All Blacks Joe Moody, Jack Goodhue, Codie Taylor and Jordie Barrett made Mason’s day when he met them at Foster Park last week. The Crusaders and the Hurricanes fullback visited as part of their annual national tour.

The players went to Rolleston College to meet students and then to the park for games, a prize-giving and photos.

Said Mason’s mother Jamie Kuru: “He was very happy to meet them, he is a huge All Blacks fan. He’s going through a lot at the moment so to get a chance to talk to them really boosted his confidence.

“He was smiling for the rest of the day. As his mother, it was really amazing to see.”

Mason was a happy and active kid before he was diagnosed, and played rugby for Rolleston.

His cancer meant he couldn’t play this year but he can’t wait to be out on the field again, Ms Kuru said.

It was Mason’s after school care, Selwyn Kids, which first noticed something was wrong.

“They said they had noticed he was more tired than usual. He was really weak and just had no energy at all. I looked at him and thought he really isn’t himself,” said Ms Kuru.
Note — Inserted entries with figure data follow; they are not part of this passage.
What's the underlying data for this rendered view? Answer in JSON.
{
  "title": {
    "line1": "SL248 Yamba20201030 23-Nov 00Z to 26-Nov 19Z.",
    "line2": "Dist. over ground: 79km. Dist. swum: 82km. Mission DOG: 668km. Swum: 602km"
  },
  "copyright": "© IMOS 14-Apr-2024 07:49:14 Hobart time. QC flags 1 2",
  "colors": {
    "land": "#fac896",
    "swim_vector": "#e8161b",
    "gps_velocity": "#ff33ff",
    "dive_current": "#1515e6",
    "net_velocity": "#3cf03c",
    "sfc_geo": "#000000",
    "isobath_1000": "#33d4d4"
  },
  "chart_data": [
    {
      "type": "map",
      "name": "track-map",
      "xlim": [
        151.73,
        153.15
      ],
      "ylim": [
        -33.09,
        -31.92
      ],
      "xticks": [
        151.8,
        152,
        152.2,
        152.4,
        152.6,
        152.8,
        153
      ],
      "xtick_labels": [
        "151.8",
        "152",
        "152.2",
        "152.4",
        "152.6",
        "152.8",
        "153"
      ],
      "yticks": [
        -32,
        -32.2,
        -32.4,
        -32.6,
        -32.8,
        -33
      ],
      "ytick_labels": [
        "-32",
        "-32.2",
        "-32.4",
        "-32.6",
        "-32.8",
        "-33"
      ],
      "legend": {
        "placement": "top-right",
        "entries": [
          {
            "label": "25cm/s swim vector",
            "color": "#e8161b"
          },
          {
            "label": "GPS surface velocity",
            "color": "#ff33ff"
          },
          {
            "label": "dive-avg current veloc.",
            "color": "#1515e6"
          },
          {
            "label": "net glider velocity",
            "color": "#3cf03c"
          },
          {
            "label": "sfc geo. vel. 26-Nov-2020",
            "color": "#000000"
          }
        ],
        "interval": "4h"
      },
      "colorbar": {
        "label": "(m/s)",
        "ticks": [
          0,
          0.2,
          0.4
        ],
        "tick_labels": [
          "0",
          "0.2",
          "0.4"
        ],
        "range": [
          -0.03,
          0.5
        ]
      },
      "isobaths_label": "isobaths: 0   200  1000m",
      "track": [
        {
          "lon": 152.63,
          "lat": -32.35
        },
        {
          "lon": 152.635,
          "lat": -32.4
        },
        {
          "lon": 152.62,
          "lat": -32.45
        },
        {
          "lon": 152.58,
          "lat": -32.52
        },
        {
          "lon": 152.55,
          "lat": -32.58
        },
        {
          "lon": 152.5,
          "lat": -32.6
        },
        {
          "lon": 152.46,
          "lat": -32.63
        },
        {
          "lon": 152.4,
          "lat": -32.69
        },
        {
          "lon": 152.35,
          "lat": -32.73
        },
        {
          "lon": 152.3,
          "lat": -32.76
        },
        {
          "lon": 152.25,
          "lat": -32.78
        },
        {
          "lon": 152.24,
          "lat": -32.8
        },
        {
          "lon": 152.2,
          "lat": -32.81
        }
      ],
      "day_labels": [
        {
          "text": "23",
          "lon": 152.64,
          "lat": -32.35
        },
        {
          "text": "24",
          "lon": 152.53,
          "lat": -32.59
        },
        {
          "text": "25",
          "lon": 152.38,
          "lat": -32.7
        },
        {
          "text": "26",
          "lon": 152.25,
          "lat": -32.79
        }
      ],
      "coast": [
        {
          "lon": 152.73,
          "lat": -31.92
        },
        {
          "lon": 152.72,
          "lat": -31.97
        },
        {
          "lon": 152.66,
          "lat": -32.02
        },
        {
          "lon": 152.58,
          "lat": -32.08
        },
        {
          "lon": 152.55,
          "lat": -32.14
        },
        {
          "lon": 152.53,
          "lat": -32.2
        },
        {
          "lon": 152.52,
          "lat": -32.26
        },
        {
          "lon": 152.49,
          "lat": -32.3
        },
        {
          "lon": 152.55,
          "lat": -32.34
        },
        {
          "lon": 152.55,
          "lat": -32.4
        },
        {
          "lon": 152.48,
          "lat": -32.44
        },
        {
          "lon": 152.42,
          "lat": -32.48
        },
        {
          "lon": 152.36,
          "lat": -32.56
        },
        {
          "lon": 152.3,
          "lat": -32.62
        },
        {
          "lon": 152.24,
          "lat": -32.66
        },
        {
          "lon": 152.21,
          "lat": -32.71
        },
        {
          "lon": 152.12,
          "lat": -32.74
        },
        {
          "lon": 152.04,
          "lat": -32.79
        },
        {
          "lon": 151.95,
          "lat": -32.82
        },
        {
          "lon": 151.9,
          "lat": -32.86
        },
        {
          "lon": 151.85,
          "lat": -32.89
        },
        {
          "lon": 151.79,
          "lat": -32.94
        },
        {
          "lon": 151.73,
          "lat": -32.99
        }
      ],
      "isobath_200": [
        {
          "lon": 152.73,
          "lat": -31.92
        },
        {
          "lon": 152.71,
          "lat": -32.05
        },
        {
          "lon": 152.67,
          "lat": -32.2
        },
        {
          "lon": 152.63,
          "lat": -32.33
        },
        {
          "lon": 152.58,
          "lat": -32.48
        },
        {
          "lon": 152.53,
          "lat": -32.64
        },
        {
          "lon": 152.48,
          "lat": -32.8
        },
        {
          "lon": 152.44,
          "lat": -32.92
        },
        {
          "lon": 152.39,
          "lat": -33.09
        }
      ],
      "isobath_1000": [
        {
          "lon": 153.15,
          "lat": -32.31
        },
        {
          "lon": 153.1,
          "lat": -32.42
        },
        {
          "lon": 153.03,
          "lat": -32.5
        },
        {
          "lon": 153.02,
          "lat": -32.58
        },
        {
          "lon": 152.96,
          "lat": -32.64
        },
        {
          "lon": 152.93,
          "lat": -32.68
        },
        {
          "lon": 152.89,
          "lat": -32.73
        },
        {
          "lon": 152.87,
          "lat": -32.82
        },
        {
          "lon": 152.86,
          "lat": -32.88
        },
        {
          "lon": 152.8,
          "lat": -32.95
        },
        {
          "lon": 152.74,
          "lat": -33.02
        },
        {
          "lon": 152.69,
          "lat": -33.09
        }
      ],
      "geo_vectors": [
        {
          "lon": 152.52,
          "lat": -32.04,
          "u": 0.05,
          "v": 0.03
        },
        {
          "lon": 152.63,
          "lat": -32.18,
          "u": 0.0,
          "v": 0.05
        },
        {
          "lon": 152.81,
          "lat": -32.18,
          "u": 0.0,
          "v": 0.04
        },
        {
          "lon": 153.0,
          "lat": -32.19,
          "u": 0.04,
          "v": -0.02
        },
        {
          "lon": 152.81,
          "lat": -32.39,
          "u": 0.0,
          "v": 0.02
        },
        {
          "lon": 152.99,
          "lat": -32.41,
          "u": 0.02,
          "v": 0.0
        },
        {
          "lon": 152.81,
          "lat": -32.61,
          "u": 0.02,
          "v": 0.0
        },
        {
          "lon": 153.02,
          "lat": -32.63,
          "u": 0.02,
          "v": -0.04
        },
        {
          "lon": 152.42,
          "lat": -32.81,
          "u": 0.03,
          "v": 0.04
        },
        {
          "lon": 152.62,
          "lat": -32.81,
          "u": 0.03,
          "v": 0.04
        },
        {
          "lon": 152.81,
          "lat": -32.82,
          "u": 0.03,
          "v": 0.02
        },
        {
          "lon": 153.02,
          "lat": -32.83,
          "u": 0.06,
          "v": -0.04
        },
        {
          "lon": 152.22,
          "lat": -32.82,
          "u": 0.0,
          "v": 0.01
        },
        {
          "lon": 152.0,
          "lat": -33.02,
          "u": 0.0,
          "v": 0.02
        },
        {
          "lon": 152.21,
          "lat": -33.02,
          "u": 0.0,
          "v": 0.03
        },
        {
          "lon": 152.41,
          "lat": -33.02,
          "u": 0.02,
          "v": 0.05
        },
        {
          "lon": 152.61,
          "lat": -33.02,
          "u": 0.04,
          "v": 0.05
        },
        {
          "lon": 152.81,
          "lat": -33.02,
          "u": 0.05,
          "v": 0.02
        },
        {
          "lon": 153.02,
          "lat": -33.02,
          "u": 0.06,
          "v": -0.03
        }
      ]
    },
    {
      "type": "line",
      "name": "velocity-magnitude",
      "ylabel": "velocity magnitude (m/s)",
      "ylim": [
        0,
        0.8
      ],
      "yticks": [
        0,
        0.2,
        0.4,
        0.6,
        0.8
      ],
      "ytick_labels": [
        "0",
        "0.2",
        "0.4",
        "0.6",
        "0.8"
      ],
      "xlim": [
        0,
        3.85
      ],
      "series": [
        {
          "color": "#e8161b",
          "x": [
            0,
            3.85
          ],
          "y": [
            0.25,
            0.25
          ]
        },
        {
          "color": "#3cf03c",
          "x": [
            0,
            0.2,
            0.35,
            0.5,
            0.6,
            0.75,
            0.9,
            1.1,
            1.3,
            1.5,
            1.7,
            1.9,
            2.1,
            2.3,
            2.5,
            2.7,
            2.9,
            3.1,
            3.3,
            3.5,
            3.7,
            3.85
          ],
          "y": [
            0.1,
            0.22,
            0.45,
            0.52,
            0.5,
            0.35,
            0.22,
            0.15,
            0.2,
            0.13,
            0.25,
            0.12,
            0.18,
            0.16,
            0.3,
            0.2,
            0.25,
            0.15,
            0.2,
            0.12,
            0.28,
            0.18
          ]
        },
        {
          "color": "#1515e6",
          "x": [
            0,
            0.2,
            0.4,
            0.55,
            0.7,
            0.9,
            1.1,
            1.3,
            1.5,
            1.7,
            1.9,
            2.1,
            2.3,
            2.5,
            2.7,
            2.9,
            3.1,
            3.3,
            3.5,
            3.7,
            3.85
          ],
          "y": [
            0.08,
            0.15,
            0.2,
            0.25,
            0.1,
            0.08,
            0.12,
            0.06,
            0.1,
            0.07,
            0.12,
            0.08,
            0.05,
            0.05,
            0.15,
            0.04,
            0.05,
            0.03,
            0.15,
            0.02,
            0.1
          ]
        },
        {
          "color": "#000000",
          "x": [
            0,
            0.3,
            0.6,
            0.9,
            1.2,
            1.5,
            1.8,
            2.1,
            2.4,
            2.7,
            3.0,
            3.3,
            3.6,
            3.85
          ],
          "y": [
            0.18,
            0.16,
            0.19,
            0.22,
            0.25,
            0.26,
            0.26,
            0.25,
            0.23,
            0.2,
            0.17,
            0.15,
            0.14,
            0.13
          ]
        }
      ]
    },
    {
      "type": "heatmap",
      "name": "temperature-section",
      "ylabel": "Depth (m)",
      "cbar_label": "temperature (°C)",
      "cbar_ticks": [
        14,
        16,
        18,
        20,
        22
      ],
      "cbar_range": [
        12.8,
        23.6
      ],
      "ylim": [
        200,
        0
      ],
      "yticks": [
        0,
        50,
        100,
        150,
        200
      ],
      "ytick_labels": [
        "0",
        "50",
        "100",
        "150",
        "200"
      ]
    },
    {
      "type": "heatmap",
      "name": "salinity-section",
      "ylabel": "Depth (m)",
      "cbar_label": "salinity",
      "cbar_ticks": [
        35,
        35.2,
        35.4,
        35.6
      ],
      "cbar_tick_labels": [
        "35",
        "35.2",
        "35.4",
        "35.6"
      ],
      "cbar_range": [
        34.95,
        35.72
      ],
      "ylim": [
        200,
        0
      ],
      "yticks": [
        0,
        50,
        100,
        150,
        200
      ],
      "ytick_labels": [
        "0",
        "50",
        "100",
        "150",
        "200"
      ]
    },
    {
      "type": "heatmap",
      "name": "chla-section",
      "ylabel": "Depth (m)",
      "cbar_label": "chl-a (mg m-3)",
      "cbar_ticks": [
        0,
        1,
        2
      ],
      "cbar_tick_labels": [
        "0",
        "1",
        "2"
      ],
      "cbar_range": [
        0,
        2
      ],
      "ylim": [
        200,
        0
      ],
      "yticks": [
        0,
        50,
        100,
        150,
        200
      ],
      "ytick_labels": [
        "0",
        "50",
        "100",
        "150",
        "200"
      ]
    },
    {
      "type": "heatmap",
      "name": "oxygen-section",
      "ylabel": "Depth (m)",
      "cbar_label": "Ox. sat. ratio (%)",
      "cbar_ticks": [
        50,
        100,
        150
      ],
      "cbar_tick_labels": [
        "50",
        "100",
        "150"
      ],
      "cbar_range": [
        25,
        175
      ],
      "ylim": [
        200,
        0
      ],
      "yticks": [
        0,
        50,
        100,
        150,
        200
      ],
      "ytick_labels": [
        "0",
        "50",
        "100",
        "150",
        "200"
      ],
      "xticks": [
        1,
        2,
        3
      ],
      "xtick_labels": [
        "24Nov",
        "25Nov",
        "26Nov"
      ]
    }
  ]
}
Mason’s teacher at Rolleston Primary School also mentioned his tiredness and he soon began to break out in bruises all over his body.

Said Ms Kuru: “At that point, we had already gone to the doctor a couple of times and they had just put it down to him being a busy kid and getting tired.

“Then the third time we went back, we were going to demand a blood test, but as soon as the doctor saw him he knew straight away that it was more serious.”

The results came back and the family got a call that same night telling them to bring him straight to the hospital.

“I remember being in shock. It’s truly a mother’s worst nightmare.”

Mason spent the next 10 days in hospital. It has been a terrible time for the family.

“In September last year I lost my father to cancer as well, so when this happened to Mason it was really hard. It’s been quite a tough year,” said Ms Kuru.

She is incredibly proud of Mason. “He’s never complained, he just gets on and does it. He’s in the mindset that he just wants to hurry up and get it over and done with so he can get back to playing rugby and running around with his friends.”

Mason is about to begin his final round of chemotherapy and his prognosis is positive.

“We’re feeling relieved that it’s coming to the end, but even though we are finishing treatment, there is still another couple of years afterward where he will go in for monthly visits for monitoring and things.

“There’s still a long way ahead but he will be going back to school and starting to go back to a normal life.”